House of Flying Bloggers

Wednesday, 24 November 2004 — 10:29pm | Film

Earlier tonight I informed one of my regular readers that a sharp rise in the quantity of academic responsibilities on my shoulders this week is to be held responsible for the dearth of updates to this website. His reply: “That’s no excuse! You have legions of fans to cater to.”

Okay, so maybe he’s right.

One thing is certain – the sparsity of posts this month is not because there is little to write home about. In the past week I have gone for another ride on the thrill that is The Incredibles, seen The Polar Express (but regrettably, not in full IMAX 3D), finished Tales of Symphonia (logging just over fifty hours, leaving most of the side-quests incomplete), and spent countless hours on the new Super Mario 64 DS.

By the time I actually have a chance to sit down and discuss all of these at length, I will probably have added Oliver Stone’s Alexander to the pile. I would like to say that I will also see the Bollywood megahit Veer Zaara sometime in the near future, but it is currently only playing at the Gateway 8 Famous Players in Edmonton, and finding transportation there is less than convenient. Apparently, three-hour-long Hindi musicals do not constitute the most popular genre around here. It’s a shame, really.

I have now sat through The Incredibles twice, but only twice. From experience, two screenings is never enough for a Pixar feature to truly sink in, as all of them are so meticulously constructed from end to end that the unity of the entire piece only begins to reveal itself once every scene can be reflected upon in reference to the rest of the film.

And yet no matter how many times you see it, some things will always be mysteries. That’s the power of narrative ambiguity in small, teasing doses. (There’s a terrific Irvin Kershner quotation to that effect in Star Wars: The Annotated Screenplays in reference to The Empire Strikes Back.) Just how did Gazerbeam come upon the password to Syndrome’s Cerebro-esque megacomputer, anyway?

There is honestly too much to say about the movie, and for the benefit of a truly insightful post, I implore my readership to show a little patience. I will note, however, that the first thing I intend to discuss is the matter of what The Incredibles says about education reform.

I have a lot to say about The Polar Express as well, but I feel I may be doing it an injustice if I review it without having seen the IMAX 3D version. At the same time, I am not sure I want to sit through it a second time – not because it’s a bad film, but because much of it initially comes off as a one-time affair.
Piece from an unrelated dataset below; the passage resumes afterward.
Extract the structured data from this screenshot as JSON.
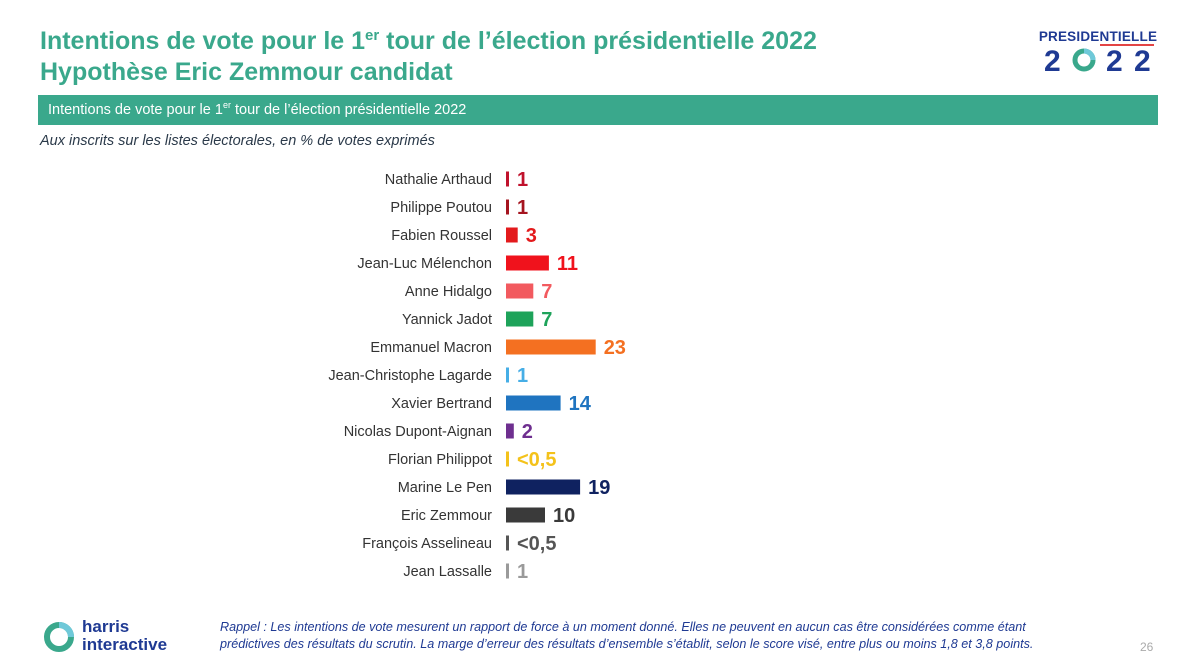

I also have a terrible confession to make. I have not seen Hero. Zhang Yimou’s followup project, House of Flying Daggers, is almost out in North America – 3 December, I believe – and yet I have not seen Hero. As a martial arts film aficionado who knows his Wong Fei-Hung from his Fong Sai-Yuk (both of whom were famously played by Jet Li in his prime, and with identical late-nineteenth-century hairstyles to boot), this is more than a bit shameful.

There are two reasons for this, and they are connected. The first is that although I have been in possession of an import DVD of Hero for well over a year – some may recall that the film was even in contention in the Foreign Film category at the 2003 Oscars – it has no English subtitles. As the film is in Mandarin, this is a problem. The second is that Miramax handled the North American distribution, which – considering their record with Shaolin Soccer – immediately raised some red flags.
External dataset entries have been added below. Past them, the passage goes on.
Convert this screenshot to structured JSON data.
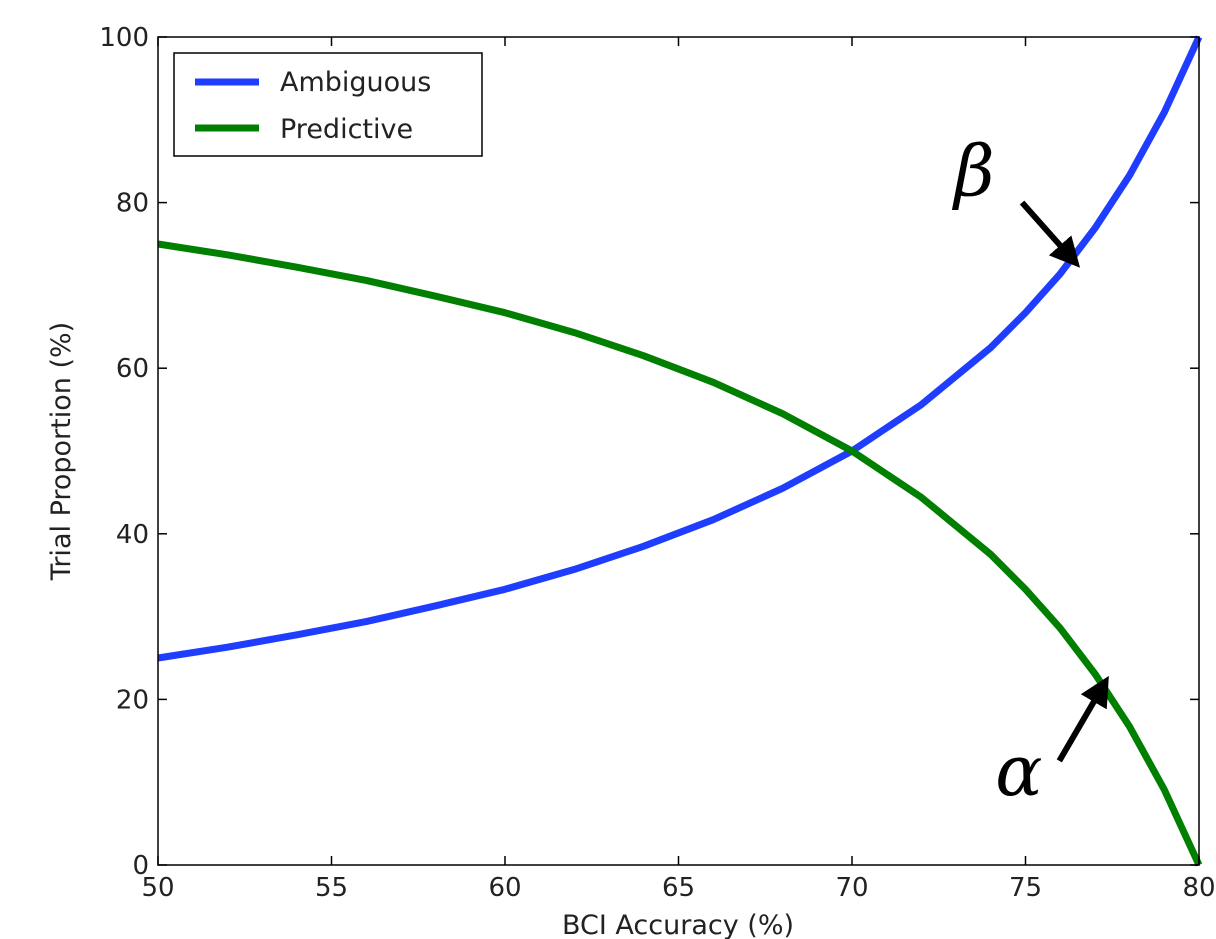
{
  "chart_data": {
    "type": "line",
    "xlabel": "BCI Accuracy (%)",
    "ylabel": "Trial Proportion (%)",
    "xlim": [
      50,
      80
    ],
    "ylim": [
      0,
      100
    ],
    "xticks": [
      50,
      55,
      60,
      65,
      70,
      75,
      80
    ],
    "yticks": [
      0,
      20,
      40,
      60,
      80,
      100
    ],
    "grid": false,
    "legend_position": "upper-left",
    "series": [
      {
        "name": "Ambiguous",
        "color": "#1f3dff",
        "x": [
          50,
          52,
          54,
          56,
          58,
          60,
          62,
          64,
          66,
          68,
          70,
          72,
          74,
          75,
          76,
          77,
          78,
          79,
          80
        ],
        "y": [
          25,
          26.3,
          27.8,
          29.4,
          31.3,
          33.3,
          35.7,
          38.5,
          41.7,
          45.5,
          50,
          55.6,
          62.5,
          66.7,
          71.4,
          76.9,
          83.3,
          90.9,
          100
        ]
      },
      {
        "name": "Predictive",
        "color": "#007f00",
        "x": [
          50,
          52,
          54,
          56,
          58,
          60,
          62,
          64,
          66,
          68,
          70,
          72,
          74,
          75,
          76,
          77,
          78,
          79,
          80
        ],
        "y": [
          75,
          73.7,
          72.2,
          70.6,
          68.7,
          66.7,
          64.3,
          61.5,
          58.3,
          54.5,
          50,
          44.4,
          37.5,
          33.3,
          28.6,
          23.1,
          16.7,
          9.1,
          0
        ]
      }
    ],
    "annotations": [
      {
        "label": "β",
        "x": 76.4,
        "y": 73,
        "series": "Ambiguous"
      },
      {
        "label": "α",
        "x": 77.3,
        "y": 22,
        "series": "Predictive"
      }
    ]
  }
}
Now, I heard some very positive things about how for once, Miramax did not completely butcher the film, and left it almost entirely intact, a few misjudged subtitles aside. By the time people got around to telling me this back in late August, I was too busy fawning over Garden State to notice; Hero was removed from theatrical distribution shortly after, with the exception of a few inaccessible second-run houses.

And apparently, the Region 1 DVD transfer sucks. I may have to rent it anyhow.

Thankfully, House of Flying Daggers is being distributed by Sony Pictures Classics. My Crouching Tiger, Hidden Dragon says that they know how to release the best of Asian cinema and turn it into a Stateside hit.

There are really only two basic rules to follow when releasing a foreign film. 1) Don’t leave out a single frame; 2) Always subtitle. Never dub.

Crouching Tiger followed the First and Second Laws, made a ton of cash, revitalized North American interest in Asian cinema, and was nominated for ten Oscars. Quod erat demonstratum.

It’s amazing how many people don’t get this. I never managed to see Spirited Away, one of the finest animated features in modern history, until its DVD release. Why? Because when it was in theatres, it was dubbed in English. Apparently, some people are under the impression that if it’s animated, you’re allowed to do this, because you don’t have to worry about bad lip-sync. I have news for you: you’re not.

Speaking of things that come from Japan – briefly for now, on the subject of the Nintendo DS: Get one. I am in dire need of a Metroid Prime: Hunters sparring partner. Well, maybe not that dire, given how much amusement one is able to derive from the unlockable minigames bundled with Super Mario 64. But as is the case with The Incredibles, doing this subject justice requires more words than I have at my disposal at the moment.